Non-financial corporates and public sector. As above, direct investment into Australia slowed materially in Q2 and Q3 2020 owing to the pandemic. However, as Australia has contained the virus better than most, direct investment inflows seem likely to accelerate quickly as the economy re-opens domestically and then in 2021 to the world. The current pipeline and return profile of mining investment in Australia and our proximity to Asia, where recovery prospects are strongest and most sustainable, also warrants such an expectation.
Corroborating this assertion, gross direct equity investment remained solid over Q2 and Q3 at about two-thirds the scale of preceding five years. The weaker total result for direct investment in Australia instead came as a result of the paying down of priorperiod loans. This suggests foreign investors remain committed to their Australian projects, but have strengthened their financial positions in case downside risks crystallise. The detail of Australian firms foreign direct investment also points to a desire to maintain exposure to growth opportunities. More than 85% of the gross direct investment outflows from Australian firms over the year to September was equity financed. The majority of this flow occurred in Q3 itself.
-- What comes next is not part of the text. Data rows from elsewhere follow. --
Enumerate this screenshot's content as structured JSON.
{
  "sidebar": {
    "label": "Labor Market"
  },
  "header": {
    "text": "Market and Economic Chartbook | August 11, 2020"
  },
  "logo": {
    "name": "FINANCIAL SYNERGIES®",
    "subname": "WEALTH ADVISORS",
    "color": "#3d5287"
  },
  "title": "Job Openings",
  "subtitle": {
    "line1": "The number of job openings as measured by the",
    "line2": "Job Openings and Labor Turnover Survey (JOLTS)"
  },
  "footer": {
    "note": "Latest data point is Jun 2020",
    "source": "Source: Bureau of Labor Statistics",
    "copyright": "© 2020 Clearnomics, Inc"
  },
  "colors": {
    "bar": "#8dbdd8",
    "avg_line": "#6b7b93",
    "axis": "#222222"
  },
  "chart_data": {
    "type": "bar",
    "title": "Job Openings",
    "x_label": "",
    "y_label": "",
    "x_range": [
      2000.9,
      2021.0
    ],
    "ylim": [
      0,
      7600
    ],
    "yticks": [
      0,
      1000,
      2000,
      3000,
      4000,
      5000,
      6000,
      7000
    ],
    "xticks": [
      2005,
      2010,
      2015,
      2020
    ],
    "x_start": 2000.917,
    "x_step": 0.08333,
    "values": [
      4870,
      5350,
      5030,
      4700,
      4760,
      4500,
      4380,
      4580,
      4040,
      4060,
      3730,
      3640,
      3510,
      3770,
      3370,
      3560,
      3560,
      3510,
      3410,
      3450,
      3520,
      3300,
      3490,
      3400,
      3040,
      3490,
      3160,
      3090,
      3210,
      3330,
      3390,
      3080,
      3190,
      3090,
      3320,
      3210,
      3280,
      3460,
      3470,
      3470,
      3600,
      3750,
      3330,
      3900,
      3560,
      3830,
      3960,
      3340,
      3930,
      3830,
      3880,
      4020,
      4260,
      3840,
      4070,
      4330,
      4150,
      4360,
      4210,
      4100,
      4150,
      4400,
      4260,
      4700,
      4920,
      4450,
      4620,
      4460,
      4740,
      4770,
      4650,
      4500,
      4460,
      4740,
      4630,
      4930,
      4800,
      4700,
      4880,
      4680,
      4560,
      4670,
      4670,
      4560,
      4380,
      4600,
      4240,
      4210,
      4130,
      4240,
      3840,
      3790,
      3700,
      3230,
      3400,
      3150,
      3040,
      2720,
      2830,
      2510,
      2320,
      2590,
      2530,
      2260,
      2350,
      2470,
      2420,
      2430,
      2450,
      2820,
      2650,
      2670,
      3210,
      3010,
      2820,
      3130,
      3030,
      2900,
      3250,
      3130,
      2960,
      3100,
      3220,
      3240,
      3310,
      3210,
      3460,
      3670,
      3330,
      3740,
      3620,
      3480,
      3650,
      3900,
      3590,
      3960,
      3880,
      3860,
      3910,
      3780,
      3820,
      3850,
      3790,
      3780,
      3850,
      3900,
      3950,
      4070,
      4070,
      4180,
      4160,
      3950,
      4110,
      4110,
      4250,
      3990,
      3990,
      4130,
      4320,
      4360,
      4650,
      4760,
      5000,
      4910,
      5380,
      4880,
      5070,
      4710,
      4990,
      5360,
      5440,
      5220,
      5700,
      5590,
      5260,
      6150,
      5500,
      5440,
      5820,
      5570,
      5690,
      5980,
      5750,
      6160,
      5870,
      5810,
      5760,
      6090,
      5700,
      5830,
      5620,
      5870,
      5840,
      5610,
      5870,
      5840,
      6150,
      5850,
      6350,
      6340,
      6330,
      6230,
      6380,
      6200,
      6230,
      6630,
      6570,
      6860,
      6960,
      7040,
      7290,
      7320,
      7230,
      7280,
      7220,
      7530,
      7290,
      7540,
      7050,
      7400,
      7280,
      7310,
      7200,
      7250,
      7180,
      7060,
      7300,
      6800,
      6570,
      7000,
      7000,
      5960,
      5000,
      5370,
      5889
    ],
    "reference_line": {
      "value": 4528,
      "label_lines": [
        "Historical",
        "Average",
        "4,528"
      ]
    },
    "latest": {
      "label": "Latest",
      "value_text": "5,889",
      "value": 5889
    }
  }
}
A similar proportion of cumulative portfolio investment outflows over the year to September were also equity related, and the majority of the outflow was seen in the most recent three months too. Portfolio investment inflows into Australia have in contrast been more balanced between equity and debt, with roughly twothirds of the inflow related to equity and one-third debt.
The international investment position (IIP). While Australia’s international investment position deteriorated in Q3, our net liabilities increasing to 48% of GDP in September 2020 from a low of 43% in March, the current level is still a material improvement from 51% a year ago and the peak of 60% seen in mid-2016.
Our stock of debt liabilities has decreased by 3ppts of GDP since the peak, explaining only a fraction of the total improvement. The majority of the gain instead stems from the increase in our net equity assets from 2% of GDP to 11% currently, the result of continued strong growth in Australian super balances and a greater proportion of our wealth being invested offshore.
This significant shift in our financial assets and liabilities has combined with declining interest rates globally to materially reduce our net primary income deficit (NID), the sum of recurring income flows associated with our investment position.
Currently it is at a record low of just 0.7% of GDP, 3.8ppts below the 4.5% peak of Q4 2006. Over this period, the net cost of our debt liabilities has been reduced from around 2.0% of GDP to 0.5%. The net return from our portfolio equity investments has meanwhile increased from -0.4% to 0.6% to offset dividends paid to direct investors which are currently of a similar scale having
declined from 1.5% of GDP back in 2006.